A bit more on that wacky Spider

by Smartie on January 6, 2011

The big Spidey bruhaha that exploded around the holidays is not injured actors, dangerous stunts or unrigged rigging. It was the audacity of Linda Winer of Newsday and Jeremy Gerard of Bloomberg to purchase tickets and give non-review reviews of the show.

John Simon, who takes a leap into the blogosphere with his post, believes it was unprofessional and they should have waited until they were invited. And John joins Michael Riedel and Susan Haskins to tackle the subject on Theater Talk.

David Cote, over at Time Out, doesn’t come down with a judgment really, but does point out that he is waiting until he is invited to come in before reviewing. Interestingly, he slaps his own wrists for giving commentary on the Spidey debacle to an impressive number of radio and television outlets. (And David, don’t feel bad print hasn’t come calling–all this radio and TV means you have a mellifluous voice and are easy on the eyes.)

And, finally, doing this post allows me to link to Isaac Butler’s insanely brilliant post about his Spidey experience, which David also links to. Interestingly, David notes that Isaac is not a critic, and that his assessment doesn’t “adhere to the technical specs of a theater review.” (I didn’t know there were specs.)

The digital world has clearly put a confundus charm on theater criticism.

I wish more critics were able to put the time, thoughtfulness, not to mention word-count, that Isaac devoted to his Spidey “assessment.”  We bemoan the short word counts that give us Consumer Reports-style theater reviews (and the  thumbs up-thumbs down or “star” ratings that take up even less column inches!). So, I am going to call it a review.

Now, on to the “critics weren’t invited yet” question. Ahhh. I see both sides, but I am coming down on the side of the critics who “cheated.”

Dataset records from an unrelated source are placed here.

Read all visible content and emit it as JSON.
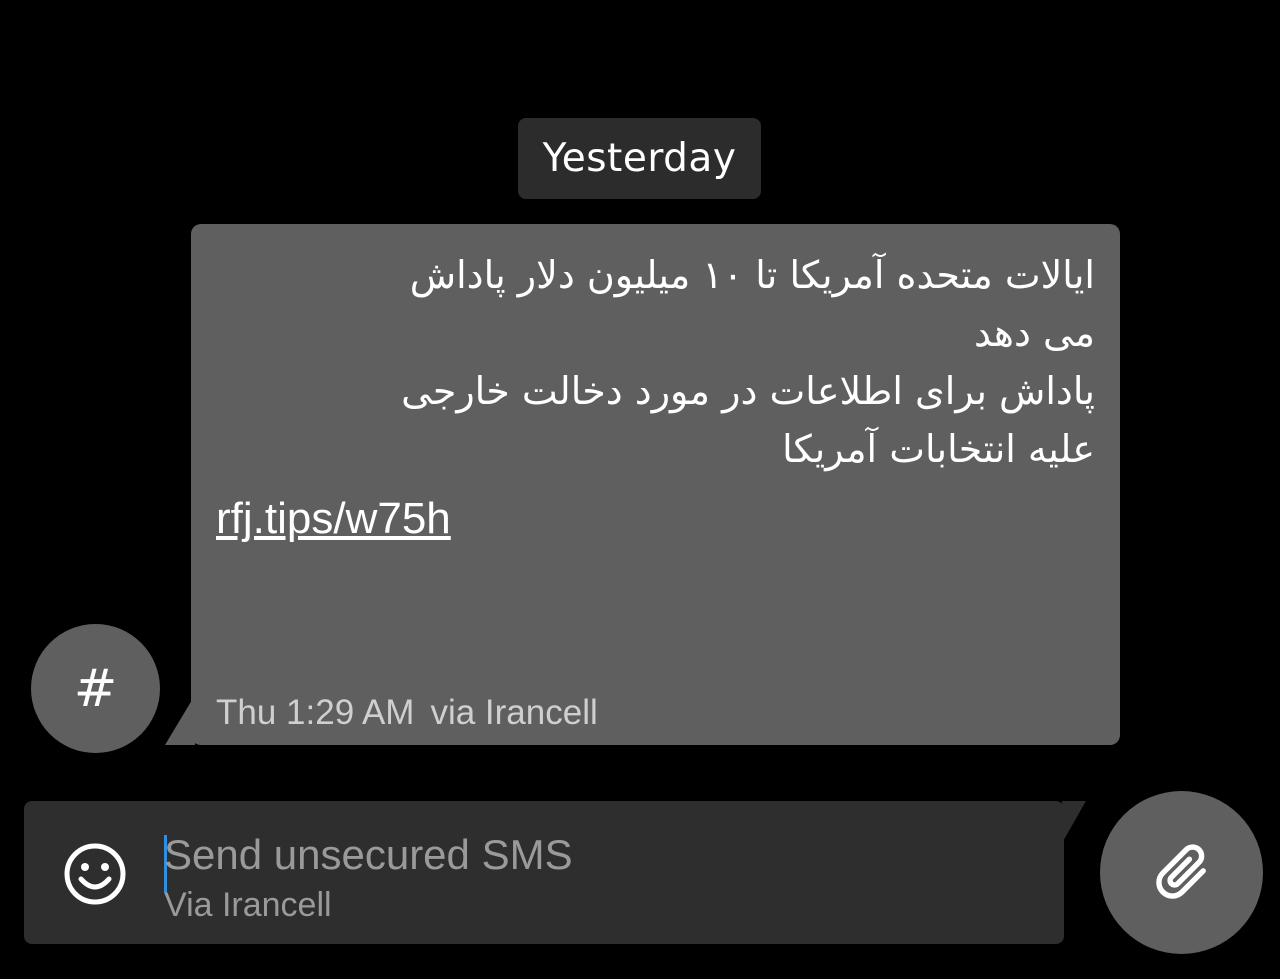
{
  "conversation": {
    "date_separator": "Yesterday"
  },
  "message": {
    "lines": [
      "ایالات متحده آمریکا تا ۱۰ میلیون دلار پاداش",
      "می دهد",
      "پاداش برای اطلاعات در مورد دخالت خارجی",
      "علیه انتخابات آمریکا"
    ],
    "link": "rfj.tips/w75h",
    "time": "Thu 1:29 AM",
    "via": "via Irancell"
  },
  "sender": {
    "avatar_glyph": "#"
  },
  "composer": {
    "placeholder": "Send unsecured SMS",
    "subline": "Via Irancell",
    "emoji_icon": "smiley-face-icon",
    "attach_icon": "paperclip-icon"
  },
  "colors": {
    "background": "#000000",
    "bubble": "#5f5f5f",
    "chip": "#2c2c2c",
    "composer": "#2e2e2e",
    "cursor": "#2f8fe0"
  }
}
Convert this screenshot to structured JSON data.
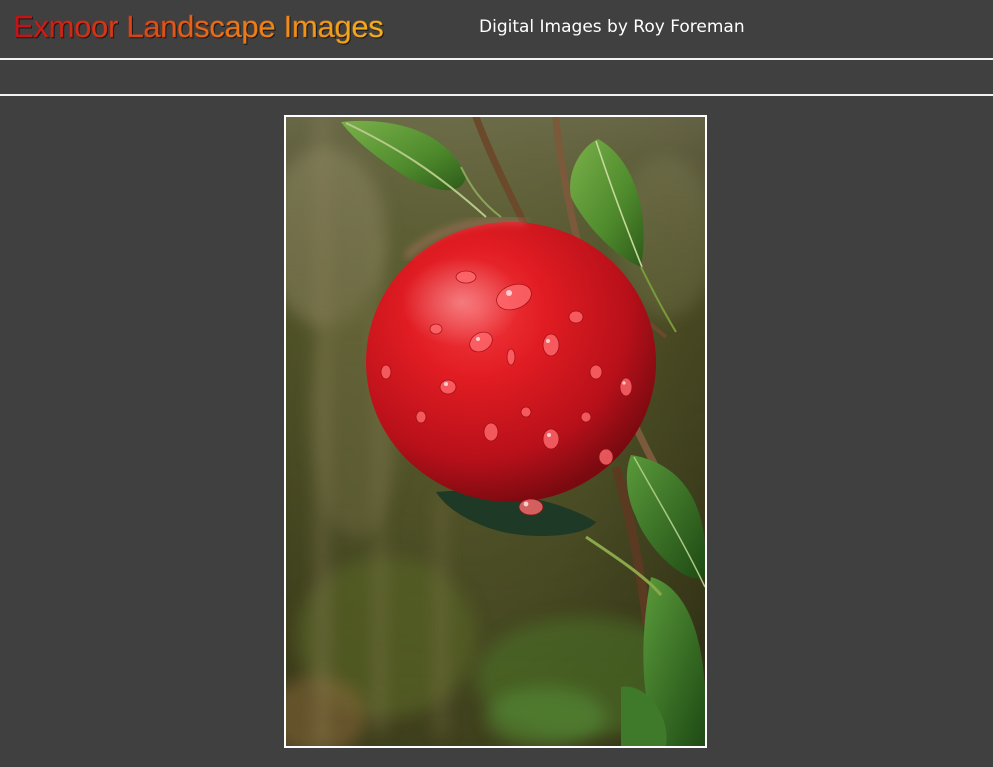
{
  "header": {
    "site_title": "Exmoor Landscape Images",
    "subtitle": "Digital Images by Roy Foreman"
  },
  "colors": {
    "background": "#404040",
    "rule": "#f2f2f2",
    "title_gradient_start": "#c0121a",
    "title_gradient_end": "#f2b41e",
    "subtitle": "#ffffff"
  },
  "photo": {
    "icon": "photo-red-apple-on-branch"
  }
}
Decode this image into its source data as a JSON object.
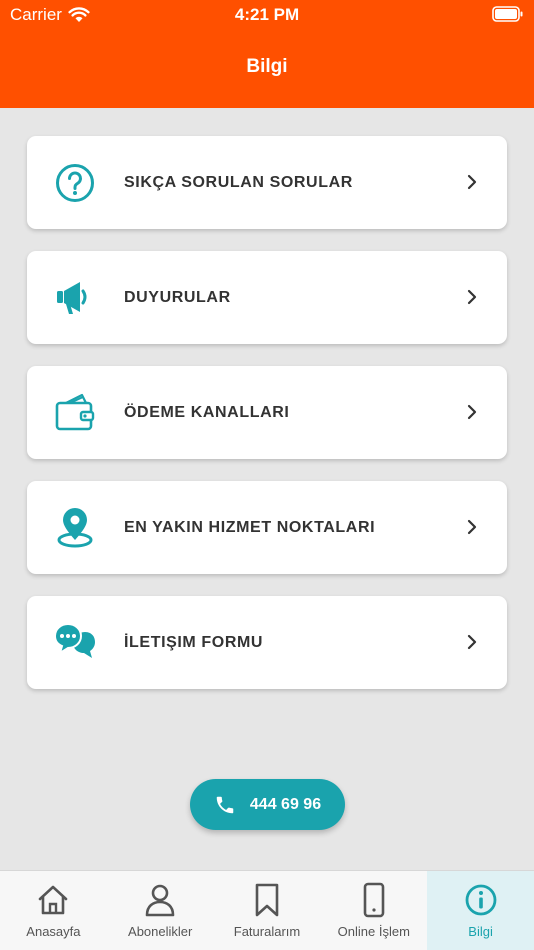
{
  "status_bar": {
    "carrier": "Carrier",
    "time": "4:21 PM"
  },
  "header": {
    "title": "Bilgi",
    "color": "#ff5000"
  },
  "menu": {
    "accent": "#1aa3ad",
    "items": [
      {
        "label": "SIKÇA SORULAN SORULAR",
        "icon": "question-circle-icon"
      },
      {
        "label": "DUYURULAR",
        "icon": "megaphone-icon"
      },
      {
        "label": "ÖDEME KANALLARI",
        "icon": "wallet-icon"
      },
      {
        "label": "EN YAKIN HIZMET NOKTALARI",
        "icon": "location-pin-icon"
      },
      {
        "label": "İLETIŞIM FORMU",
        "icon": "chat-bubbles-icon"
      }
    ]
  },
  "call_button": {
    "label": "444 69 96",
    "icon": "phone-icon"
  },
  "tab_bar": {
    "items": [
      {
        "label": "Anasayfa",
        "icon": "home-icon",
        "active": false
      },
      {
        "label": "Abonelikler",
        "icon": "user-icon",
        "active": false
      },
      {
        "label": "Faturalarım",
        "icon": "bookmark-icon",
        "active": false
      },
      {
        "label": "Online İşlem",
        "icon": "phone-device-icon",
        "active": false
      },
      {
        "label": "Bilgi",
        "icon": "info-circle-icon",
        "active": true
      }
    ]
  }
}
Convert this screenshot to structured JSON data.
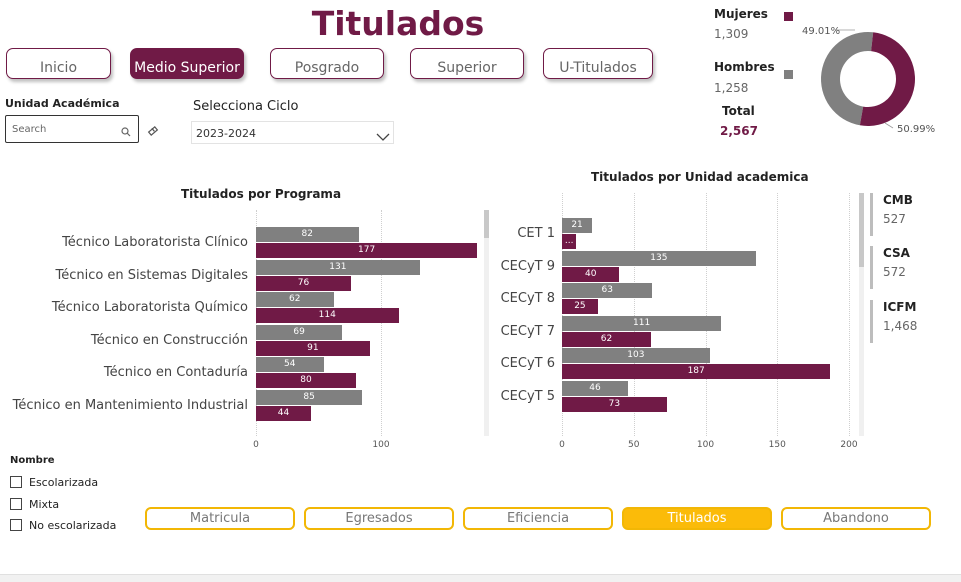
{
  "header": {
    "title": "Titulados"
  },
  "nav": {
    "items": [
      {
        "label": "Inicio",
        "active": false
      },
      {
        "label": "Medio Superior",
        "active": true
      },
      {
        "label": "Posgrado",
        "active": false
      },
      {
        "label": "Superior",
        "active": false
      },
      {
        "label": "U-Titulados",
        "active": false
      }
    ]
  },
  "unidad_slicer": {
    "label": "Unidad Académica",
    "placeholder": "Search"
  },
  "ciclo_slicer": {
    "label": "Selecciona Ciclo",
    "value": "2023-2024"
  },
  "gender": {
    "mujeres": {
      "label": "Mujeres",
      "value": "1,309",
      "color": "#701a46"
    },
    "hombres": {
      "label": "Hombres",
      "value": "1,258",
      "color": "#808080"
    },
    "total": {
      "label": "Total",
      "value": "2,567"
    },
    "donut": {
      "mujeres_pct": "50.99%",
      "hombres_pct": "49.01%"
    }
  },
  "colors": {
    "accent": "#701a46",
    "gray": "#808080",
    "yellow": "#fbbb09"
  },
  "chart_data": [
    {
      "type": "bar",
      "orientation": "horizontal",
      "title": "Titulados por Programa",
      "categories": [
        "Técnico Laboratorista Clínico",
        "Técnico en Sistemas Digitales",
        "Técnico Laboratorista Químico",
        "Técnico en Construcción",
        "Técnico en Contaduría",
        "Técnico en Mantenimiento Industrial"
      ],
      "series": [
        {
          "values": [
            82,
            131,
            62,
            69,
            54,
            85
          ],
          "color": "#808080"
        },
        {
          "values": [
            177,
            76,
            114,
            91,
            80,
            44
          ],
          "color": "#701a46"
        }
      ],
      "xlim": [
        0,
        180
      ],
      "xticks": [
        "0",
        "100"
      ],
      "grid": true
    },
    {
      "type": "bar",
      "orientation": "horizontal",
      "title": "Titulados por Unidad academica",
      "categories": [
        "CET 1",
        "CECyT 9",
        "CECyT 8",
        "CECyT 7",
        "CECyT 6",
        "CECyT 5"
      ],
      "series": [
        {
          "values": [
            21,
            135,
            63,
            111,
            103,
            46
          ],
          "color": "#808080"
        },
        {
          "values": [
            10,
            40,
            25,
            62,
            187,
            73
          ],
          "color": "#701a46"
        }
      ],
      "value_labels_red": [
        "...",
        "40",
        "25",
        "62",
        "187",
        "73"
      ],
      "xlim": [
        0,
        200
      ],
      "xticks": [
        "0",
        "50",
        "100",
        "150",
        "200"
      ],
      "grid": true
    }
  ],
  "cards": [
    {
      "label": "CMB",
      "value": "527"
    },
    {
      "label": "CSA",
      "value": "572"
    },
    {
      "label": "ICFM",
      "value": "1,468"
    }
  ],
  "nombre_filter": {
    "label": "Nombre",
    "options": [
      "Escolarizada",
      "Mixta",
      "No escolarizada"
    ]
  },
  "bottom_nav": {
    "items": [
      {
        "label": "Matricula",
        "active": false
      },
      {
        "label": "Egresados",
        "active": false
      },
      {
        "label": "Eficiencia",
        "active": false
      },
      {
        "label": "Titulados",
        "active": true
      },
      {
        "label": "Abandono",
        "active": false
      }
    ]
  }
}
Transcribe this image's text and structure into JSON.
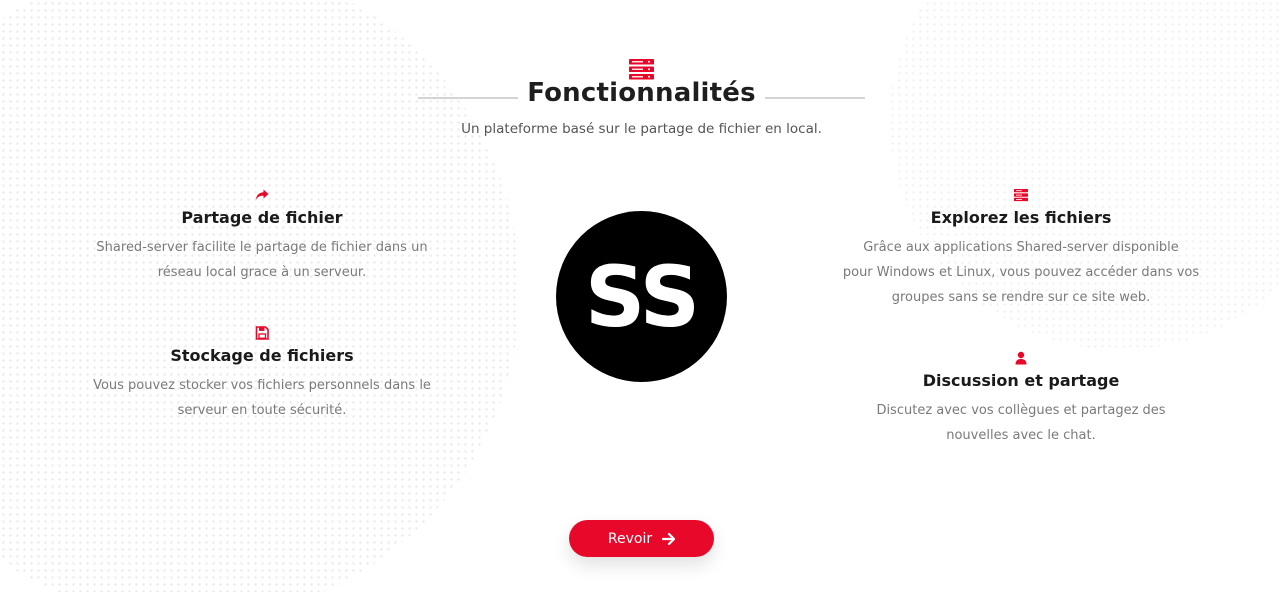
{
  "section": {
    "title": "Fonctionnalités",
    "subtitle": "Un plateforme basé sur le partage de fichier en local.",
    "header_icon": "server-icon"
  },
  "features": [
    {
      "icon": "share-icon",
      "title": "Partage de fichier",
      "line1": "Shared-server facilite le partage de fichier dans un",
      "line2": "réseau local grace à un serveur."
    },
    {
      "icon": "save-icon",
      "title": "Stockage de fichiers",
      "line1": "Vous pouvez stocker vos fichiers personnels dans le",
      "line2": "serveur en toute sécurité."
    },
    {
      "icon": "server-icon",
      "title": "Explorez les fichiers",
      "line1": "Grâce aux applications Shared-server disponible",
      "line2": "pour Windows et Linux, vous pouvez accéder dans vos",
      "line3": "groupes sans se rendre sur ce site web."
    },
    {
      "icon": "user-icon",
      "title": "Discussion et partage",
      "line1": "Discutez avec vos collègues et partagez des",
      "line2": "nouvelles avec le chat."
    }
  ],
  "logo": {
    "text": "SS"
  },
  "button": {
    "label": "Revoir",
    "icon": "arrow-right-icon"
  },
  "colors": {
    "accent": "#e8082a",
    "title": "#1e1e1e",
    "body_text": "#7a7a7a",
    "logo_bg": "#000000"
  }
}
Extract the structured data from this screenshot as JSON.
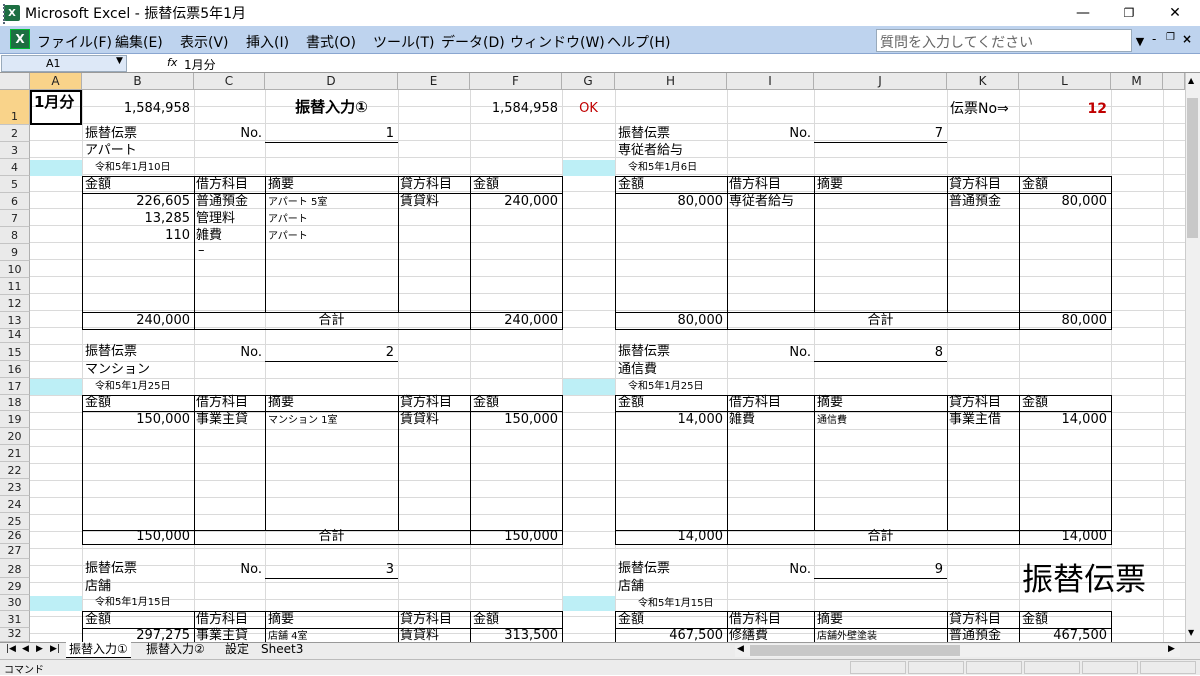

Clearly the show has got a lot of work to do–but it is work that has nothing to do with the technical issues. And based on what I have read about the show, and accounts of friend who have shelled out the money to see it, the creative team would have to retool the entire book and story line to make this show work. I am not sure that can happen without scrapping the entire concept and starting from scratch.

Since the show is charging the full monty for tickets, I think it was within the journalist’s rights to purchase tickets and “review” the production as it stood, as long as they said expressed that the show was still in previews, etc etc. And it certainly wasn’t like they were reviewing first preview, which was by all accounts a total disaster.

Honestly, what kind of damage can they inflict that Michael Riedel hasn’t already? And poor word of mouth–both traditionally speaking and on social media and blogs (if we aren’t going to call those reviews)–is out there as well (and doesn’t seem to be making a dent in ticket sales).

And as those who toil in the Off and Off Off Broadway trenches know, where limited runs are the norm, shows open at lightening speed. A fact that is not always taken into account by the critics who come to second preview. I would argue that by the time an Off Broadway show opens, it is still not quite critic ready, but we have no choice.

A show does need several weeks to settle in, but time is a luxury on the Off Broadway level. We are lucky to have more than one preview to take care of any tech run amok. But the script, not to mention direction and performances, must be set pretty much by dress rehearsal.

Shows are so desperate for positive coverage that they forget that sometimes the negative comes right along with it. And in the case of Spiderman, no amount of negative seems to be keeping the ticket buyers at bay.

So what’s the harm? Precedent? Perhaps. But having worked a few “no critics allowed” shows, I know that it takes an awful lot (i.e. $65 million musical with the world’s biggest pop stars part of the creative team) to get the papers to pony up for full priced tickets. I can’t say they will be racing with their wallets out to get a jump on the next show that opens on Broadway.

And it appears this topic is getting even hotter–as I wrapped up this post, Jeremy Gerard has given us even more to consider.

Incidentally, here is the one question I wish a journalist would pose to Taymor:

The source material of Spiderman is quite good, not to mention so beloved by legions of fans, why bother making up this Arachne backstory? That one’s a head scratcher.

In the interest of disclosure, I have not seen Spiderman and given the outrageous ticket prices, I probably will not ever. I will also admit that I absolutely hated The Lion King. I walked out at intermission during press previews (natch). Once you get past gawking at the pretty puppets, there wasn’t a whole lot of substance, as Isaac noted in his post.

{ 1 comment }

Dave Charest January 7, 2011 at 11:47 am

People are talking about theater and people are buying tickets to the show. If no one were talking they’d be in trouble.

Does it need work? Yes.

But that’s not stopping anyone. I’m actually more intrigued to see it again if the new reviews say it’s improved.